Q: Could this more aggressive approach yield results?

Stratford: China’s changing economic circumstances and industrial policy goals may create leverage for the U.S. that was not previously there. A marked growth in Chinese outbound investment, for instance, could create new Chinese anxieties and new U.S. leverage that may make the concept of reciprocity more compelling. On the other hand, the Chinese government may also feel that its economy is not as dependent on exports to the U.S. as it was in times past.

Q: How could this trade dispute impact international institutions and alliances?

Stratford:  As China adapts international trade rules to its needs, and the U.S. resorts to unilateral trade actions due to perceived insufficiencies in international trade rules and institutions, it is important to contemplate the long-term trajectory of international institutions and alliances.

The U.S. and its allies have intersecting interests with respect to China and its economic behavior. However, unpredictability and a lack of transparency in U.S. policy has made coordination between the U.S. and its allies difficult.

Q: How will China react to any formal trade sanctions or restrictions?

Stratford:  China will likely react swiftly to U.S. actions through formal channels and informal means. With respect to the latter, China may engage in more rigorous or selective enforcement of rules against American companies, or withhold required approvals for planned business activities. There is some precedent for China compartmentalizing trade disputes, as it did in response to tariffs against Chinese tire exports imposed by the Obama administration. But given the unprecedented scale of tariffs and other remedies threatened by the U.S. side, such compartmentalization may be difficult to maintain in this case.

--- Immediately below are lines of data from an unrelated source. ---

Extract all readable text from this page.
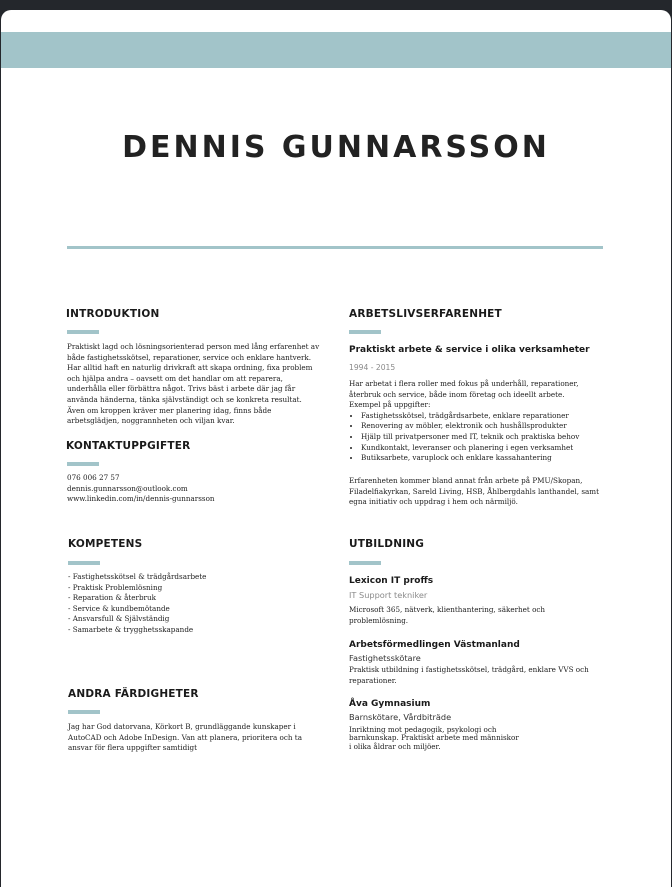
DENNIS GUNNARSSON
INTRODUKTION

Praktiskt lagd och lösningsorienterad person med lång erfarenhet av

både fastighetsskötsel, reparationer, service och enklare hantverk.

Har alltid haft en naturlig drivkraft att skapa ordning, fixa problem

och hjälpa andra – oavsett om det handlar om att reparera,

underhålla eller förbättra något. Trivs bäst i arbete där jag får

använda händerna, tänka självständigt och se konkreta resultat.

Även om kroppen kräver mer planering idag, finns både

arbetsglädjen, noggrannheten och viljan kvar.

KONTAKTUPPGIFTER

076 006 27 57

dennis.gunnarsson@outlook.com

www.linkedin.com/in/dennis-gunnarsson

KOMPETENS
- Fastighetsskötsel & trädgårdsarbete
- Praktisk Problemlösning
- Reparation & återbruk
- Service & kundbemötande
- Ansvarsfull & Självständig
- Samarbete & trygghetsskapande
ANDRA FÄRDIGHETER

Jag har God datorvana, Körkort B, grundläggande kunskaper i

AutoCAD och Adobe InDesign. Van att planera, prioritera och ta

ansvar för flera uppgifter samtidigt

ARBETSLIVSERFARENHET
Praktiskt arbete & service i olika verksamheter
1994 - 2015

Har arbetat i flera roller med fokus på underhåll, reparationer,

återbruk och service, både inom företag och ideellt arbete.

Exempel på uppgifter:

• Fastighetsskötsel, trädgårdsarbete, enklare reparationer
• Renovering av möbler, elektronik och hushållsprodukter
• Hjälp till privatpersoner med IT, teknik och praktiska behov
• Kundkontakt, leveranser och planering i egen verksamhet
• Butiksarbete, varuplock och enklare kassahantering

Erfarenheten kommer bland annat från arbete på PMU/Skopan,

Filadelfiakyrkan, Sareld Living, HSB, Åhlbergdahls lanthandel, samt

egna initiativ och uppdrag i hem och närmiljö.

UTBILDNING
Lexicon IT proffs
IT Support tekniker

Microsoft 365, nätverk, klienthantering, säkerhet och

problemlösning.

Arbetsförmedlingen Västmanland
Fastighetsskötare

Praktisk utbildning i fastighetsskötsel, trädgård, enklare VVS och

reparationer.

Åva Gymnasium
Barnskötare, Vårdbiträde

Inriktning mot pedagogik, psykologi och

barnkunskap. Praktiskt arbete med människor

i olika åldrar och miljöer.
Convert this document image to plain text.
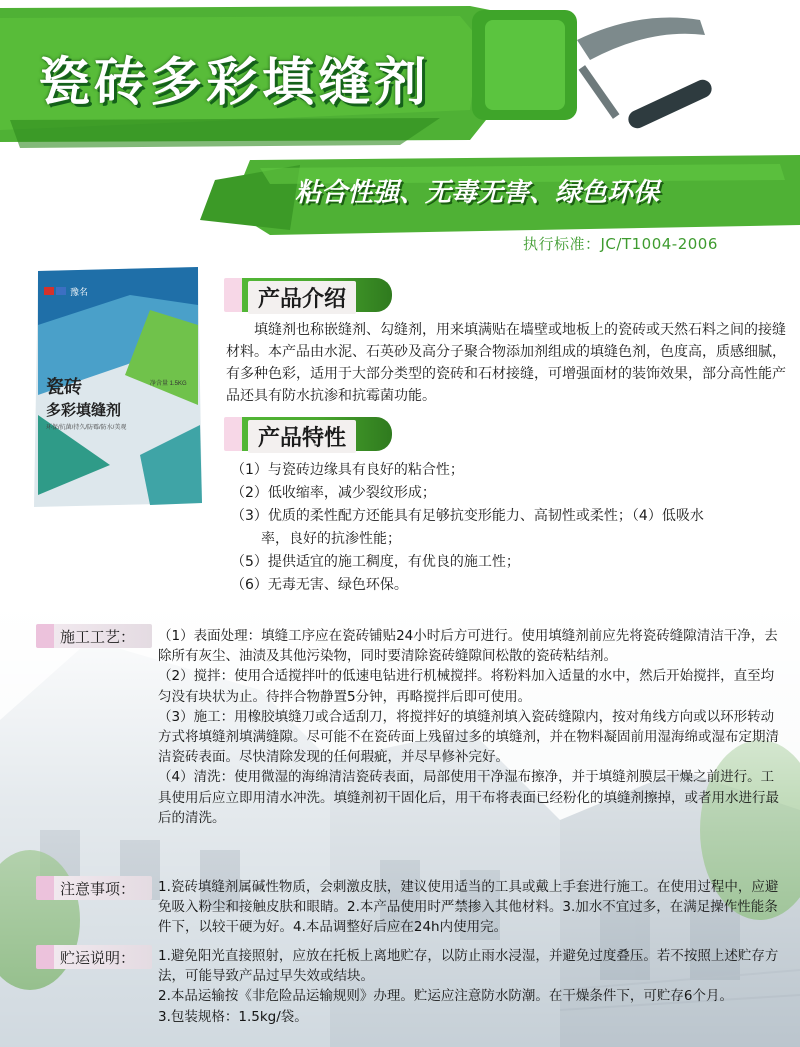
瓷砖多彩填缝剂

粘合性强、无毒无害、绿色环保

执行标准：JC/T1004-2006

豫名
瓷砖	净含量 1.5KG
多彩填缝剂
环保/抗菌/持久/防霉/防水/美观
产品介绍

填缝剂也称嵌缝剂、勾缝剂，用来填满贴在墙壁或地板上的瓷砖或天然石料之间的接缝材料。本产品由水泥、石英砂及高分子聚合物添加剂组成的填缝色剂，色度高，质感细腻，有多种色彩，适用于大部分类型的瓷砖和石材接缝，可增强面材的装饰效果，部分高性能产品还具有防水抗渗和抗霉菌功能。

产品特性
（1）与瓷砖边缘具有良好的粘合性；
（2）低收缩率，减少裂纹形成；
（3）优质的柔性配方还能具有足够抗变形能力、高韧性或柔性；（4）低吸水
率，良好的抗渗性能；
（5）提供适宜的施工稠度，有优良的施工性；
（6）无毒无害、绿色环保。
施工工艺： （1）表面处理：填缝工序应在瓷砖铺贴24小时后方可进行。使用填缝剂前应先将瓷砖缝隙清洁干净，去除所有灰尘、油渍及其他污染物，同时要清除瓷砖缝隙间松散的瓷砖粘结剂。

（2）搅拌：使用合适搅拌叶的低速电钻进行机械搅拌。将粉料加入适量的水中，然后开始搅拌，直至均匀没有块状为止。待拌合物静置5分钟，再略搅拌后即可使用。

（3）施工：用橡胶填缝刀或合适刮刀，将搅拌好的填缝剂填入瓷砖缝隙内，按对角线方向或以环形转动方式将填缝剂填满缝隙。尽可能不在瓷砖面上残留过多的填缝剂，并在物料凝固前用湿海绵或湿布定期清洁瓷砖表面。尽快清除发现的任何瑕疵，并尽早修补完好。

（4）清洗：使用微湿的海绵清洁瓷砖表面，局部使用干净湿布擦净，并于填缝剂膜层干燥之前进行。工具使用后应立即用清水冲洗。填缝剂初干固化后，用干布将表面已经粉化的填缝剂擦掉，或者用水进行最后的清洗。

注意事项： 1.瓷砖填缝剂属碱性物质，会刺激皮肤，建议使用适当的工具或戴上手套进行施工。在使用过程中，应避免吸入粉尘和接触皮肤和眼睛。2.本产品使用时严禁掺入其他材料。3.加水不宜过多，在满足操作性能条件下，以较干硬为好。4.本品调整好后应在24h内使用完。

贮运说明： 1.避免阳光直接照射，应放在托板上离地贮存，以防止雨水浸湿，并避免过度叠压。若不按照上述贮存方法，可能导致产品过早失效或结块。

2.本品运输按《非危险品运输规则》办理。贮运应注意防水防潮。在干燥条件下，可贮存6个月。

3.包装规格：1.5kg/袋。
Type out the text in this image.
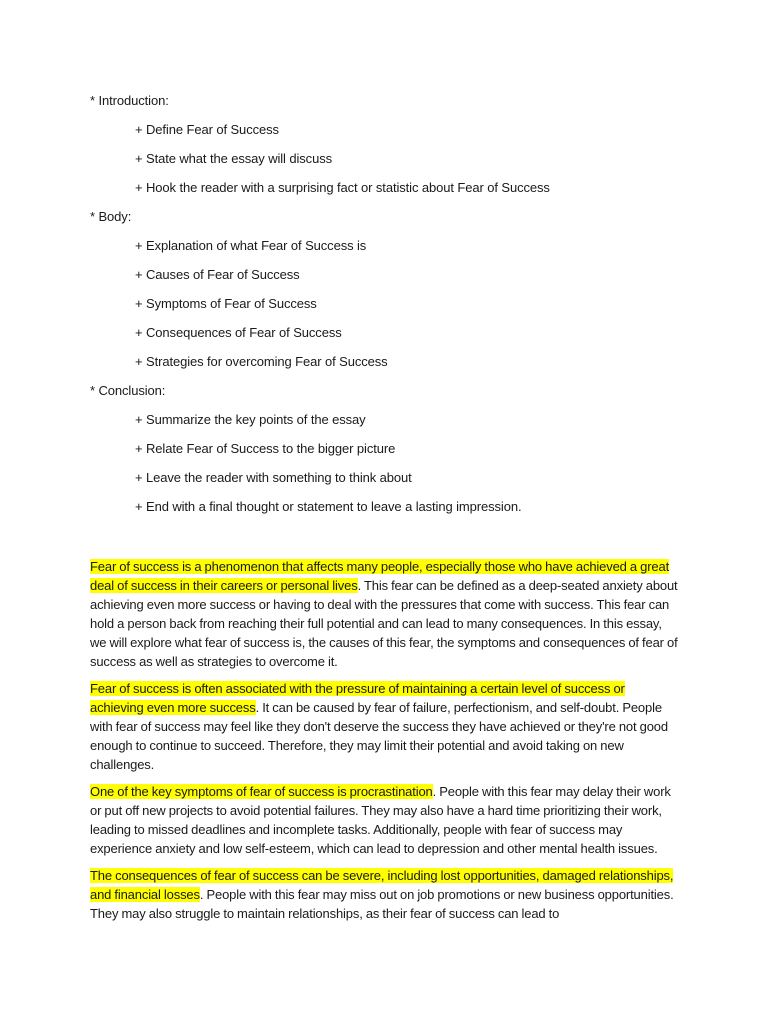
* Introduction:
+ Define Fear of Success
+ State what the essay will discuss
+ Hook the reader with a surprising fact or statistic about Fear of Success
* Body:
+ Explanation of what Fear of Success is
+ Causes of Fear of Success
+ Symptoms of Fear of Success
+ Consequences of Fear of Success
+ Strategies for overcoming Fear of Success
* Conclusion:
+ Summarize the key points of the essay
+ Relate Fear of Success to the bigger picture
+ Leave the reader with something to think about
+ End with a final thought or statement to leave a lasting impression.

Fear of success is a phenomenon that affects many people, especially those who have achieved a great deal of success in their careers or personal lives. This fear can be defined as a deep-seated anxiety about achieving even more success or having to deal with the pressures that come with success. This fear can hold a person back from reaching their full potential and can lead to many consequences. In this essay, we will explore what fear of success is, the causes of this fear, the symptoms and consequences of fear of success as well as strategies to overcome it.

Fear of success is often associated with the pressure of maintaining a certain level of success or achieving even more success. It can be caused by fear of failure, perfectionism, and self-doubt. People with fear of success may feel like they don't deserve the success they have achieved or they're not good enough to continue to succeed. Therefore, they may limit their potential and avoid taking on new challenges.

One of the key symptoms of fear of success is procrastination. People with this fear may delay their work or put off new projects to avoid potential failures. They may also have a hard time prioritizing their work, leading to missed deadlines and incomplete tasks. Additionally, people with fear of success may experience anxiety and low self-esteem, which can lead to depression and other mental health issues.

The consequences of fear of success can be severe, including lost opportunities, damaged relationships, and financial losses. People with this fear may miss out on job promotions or new business opportunities. They may also struggle to maintain relationships, as their fear of success can lead to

One potential off-ramp from a trade war posture may be reducing the trade deficit. However, this would not address fundamental concerns at issue (e.g., technology transfer and IP policies). On the other hand, there have been some signs that China might offer some surprises in terms of market openings.

Q: What role can the private sector play in this trade dispute?

Stratford: The U.S. government is good at identifying problems, but not always good at coming up with practical and effective solutions (in part due to lack of capacity). Therefore, the private sector has a responsibility and opportunity to catalogue all of the issues of concern on an industry-by-industry and cross-industry basis, and consolidate them into specific, coordinated asks. It is better to have industry experts present solutions to both governments than wait and hope that a government official has industry interests in mind.